In a way, Animal Collective's Danse Manatee
parallels Radiohead's Kid A
. After releasing an almost-universally loved album, the band experiments with electronics and create something truly unique, whether the audience likes it or not. However, there is a vital difference between the two albums: people actually liked Kid A
. Any Animal Collective fan has heard it before, but the fact remains: everyone hated Danse Manatee
. Pitchfork hated it. Fans hated it. The people who loved Spirit They're Gone, Spirit They've Vanished
hated it. The people who hated Spirit They're Gone, Spirit They've Vanished
hated it. However, aside from some hardcore fans, there's a notable exception: the band. Band member Geologist, who joined the Collective on this album, has said that it's possibly his favorite album by them, and band members have stated that they're proud of the album. But why did they have to make it such a mind-bogglingly disjointed album, essentially cutting off the listeners from whatever fun the band was having?

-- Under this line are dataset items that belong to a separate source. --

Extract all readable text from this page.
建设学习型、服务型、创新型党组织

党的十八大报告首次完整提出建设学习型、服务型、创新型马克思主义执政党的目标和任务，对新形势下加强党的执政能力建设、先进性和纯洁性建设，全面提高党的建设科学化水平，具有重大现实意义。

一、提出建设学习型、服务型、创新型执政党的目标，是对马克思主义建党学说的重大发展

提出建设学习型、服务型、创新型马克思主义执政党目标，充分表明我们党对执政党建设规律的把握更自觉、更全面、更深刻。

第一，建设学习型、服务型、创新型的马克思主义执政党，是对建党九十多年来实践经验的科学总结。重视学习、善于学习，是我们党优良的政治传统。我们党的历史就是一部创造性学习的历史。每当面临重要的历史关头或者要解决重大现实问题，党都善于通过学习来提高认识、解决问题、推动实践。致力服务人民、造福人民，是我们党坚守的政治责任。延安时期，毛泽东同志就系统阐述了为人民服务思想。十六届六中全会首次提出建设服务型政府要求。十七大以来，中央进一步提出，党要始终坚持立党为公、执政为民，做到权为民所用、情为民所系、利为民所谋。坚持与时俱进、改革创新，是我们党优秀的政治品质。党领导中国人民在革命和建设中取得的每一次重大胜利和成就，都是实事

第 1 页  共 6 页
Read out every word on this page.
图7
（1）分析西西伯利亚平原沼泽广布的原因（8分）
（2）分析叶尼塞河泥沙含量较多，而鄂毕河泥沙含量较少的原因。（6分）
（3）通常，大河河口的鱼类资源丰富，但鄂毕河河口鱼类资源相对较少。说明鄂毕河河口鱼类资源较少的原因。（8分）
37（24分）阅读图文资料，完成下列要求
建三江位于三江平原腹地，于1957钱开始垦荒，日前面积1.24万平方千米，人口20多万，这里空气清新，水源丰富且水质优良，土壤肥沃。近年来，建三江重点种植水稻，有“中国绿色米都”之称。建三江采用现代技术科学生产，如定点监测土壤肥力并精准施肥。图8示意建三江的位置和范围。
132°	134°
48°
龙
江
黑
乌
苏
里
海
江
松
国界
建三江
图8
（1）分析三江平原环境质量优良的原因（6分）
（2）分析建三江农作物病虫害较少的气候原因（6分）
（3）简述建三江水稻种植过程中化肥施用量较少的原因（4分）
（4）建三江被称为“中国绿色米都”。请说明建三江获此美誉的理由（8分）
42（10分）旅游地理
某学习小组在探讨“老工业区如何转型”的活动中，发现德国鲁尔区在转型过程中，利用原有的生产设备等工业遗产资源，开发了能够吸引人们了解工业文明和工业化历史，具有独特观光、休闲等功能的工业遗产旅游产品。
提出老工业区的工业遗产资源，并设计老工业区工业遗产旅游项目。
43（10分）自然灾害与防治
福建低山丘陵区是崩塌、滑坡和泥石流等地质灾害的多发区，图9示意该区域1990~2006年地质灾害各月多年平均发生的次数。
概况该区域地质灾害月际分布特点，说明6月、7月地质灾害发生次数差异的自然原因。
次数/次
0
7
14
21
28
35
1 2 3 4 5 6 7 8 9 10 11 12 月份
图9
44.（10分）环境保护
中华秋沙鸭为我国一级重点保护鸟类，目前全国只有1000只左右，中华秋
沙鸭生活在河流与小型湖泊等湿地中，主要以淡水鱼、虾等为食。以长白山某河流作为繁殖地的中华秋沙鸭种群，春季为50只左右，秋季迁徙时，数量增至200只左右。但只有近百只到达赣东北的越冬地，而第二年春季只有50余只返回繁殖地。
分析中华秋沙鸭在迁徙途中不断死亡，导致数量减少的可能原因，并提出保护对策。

Being fair, there are a few points scattered along the album that allow the listener to hear this sort of masqueraded brilliance that only the band seemed to have witnessed: "Runnin the Round Ball," possibly the best track here, is an exciting romp, featuring dark guitars, thumping drums, and childish chants. It shows Animal Collective honing in their electronic skills to create something, well, listenable (unlike most of the album). However, the song barely reaches over two minutes, and could have been easily categorized as filler on any other, superior album.
"Essplode" is also a standout, and essentially does what Spirit
did best: create an engaging pop song buried under delicate layers of noise. However, the band take it a tad too far here, and instead of complementing the song, the high pitched oscillating noise they give the song only serves to distract from it. "Essplode" serves as a good example of why Danse Manatee
is so disappointing: instead of writing great songs (which they are, as seen on Spirit
, completely capable of), they let their tendency to abstract the songs with slabs of noise and fuzz take over.

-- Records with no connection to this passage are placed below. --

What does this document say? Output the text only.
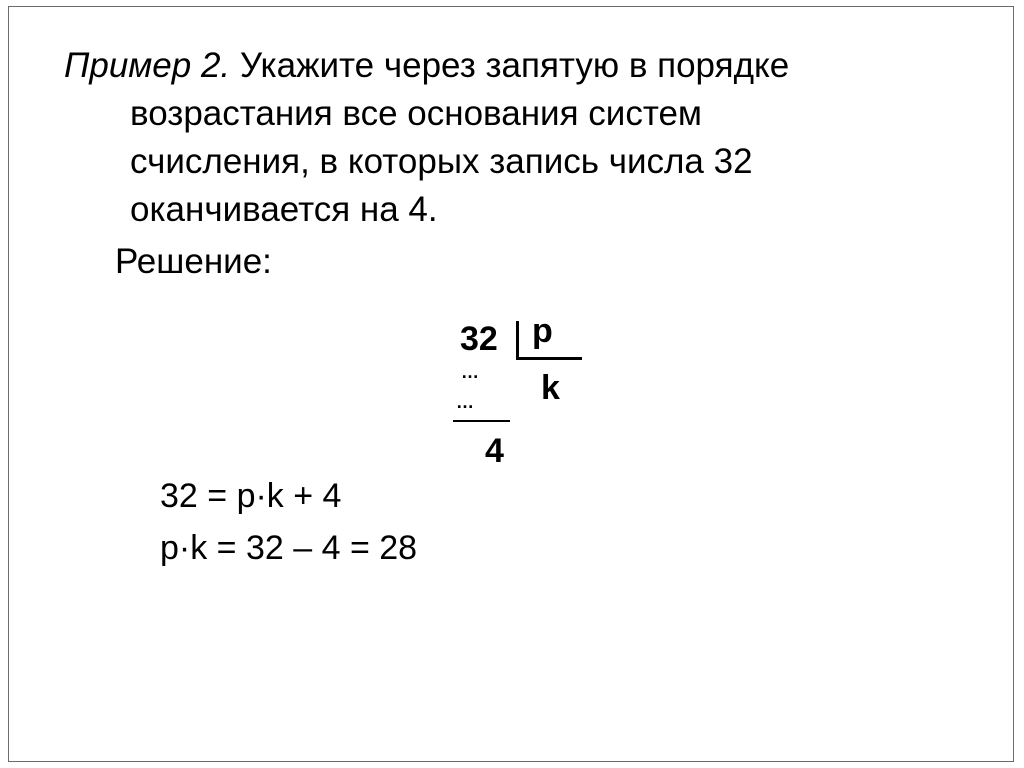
Пример 2. Укажите через запятую в порядке
возрастания все основания систем
счисления, в которых запись числа 32
оканчивается на 4.
Решение:
32 p
k
…
…
4
32 = p·k + 4
p·k = 32 – 4 = 28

Of course, even that's better when they're not even trying at all. "Penguin Penguin," entering after opener "A Manatee Dance," features Avey Tare's spiked vocals over seemingly random guitar and drum patterns. The song seems to have been the result of being commanded to "play as fast as you can". No surprises that, when combined with the usual high-pitched squeals, it's nigh unlistenable. A similar problem plagues "Meet the Light Child," which also features spontaneous percussion and noise rhythms. Unlike "Penguin Penguin," however, it goes on for almost nine minutes.
In the midst of experimental failures, another standout is "Ahhh Good Country," in which just about nothing happens over the course of eight minutes. Simply put, the results of nothing happening on Danse Manatee
are a lot more pleasant than the results of "music" being played on Danse Manatee
. "The Living Toys" also tries this, with less success. While "Ahhh Good Country" slowly builds up, "The Living Toys" wanders for about five minutes before suddenly hitting the same kind of random crescendos and rhythms that plagues "Penguin Penguin" and "Meet the Light Child".
So, because of their inability to control their own music, the band never hit the heights of Spirit
standouts "Chocolate Girl" and "April and the Phantom". However, some songs, at best, seem like B-sides from that album. The aforementioned "Essplode" carries a quite Spirit
-esque melody to it, while album closer "In The Singing Box," with its swinging rhythm and bouncing bassline, finally seems to signal a return to the superior poppy structures of their first album.
Undoubtably, the band aren't just giving lip service when suggesting this could be one of their best albums. It's understandable that the album could have been much fun to make. If only it was fun, at all, to listen to.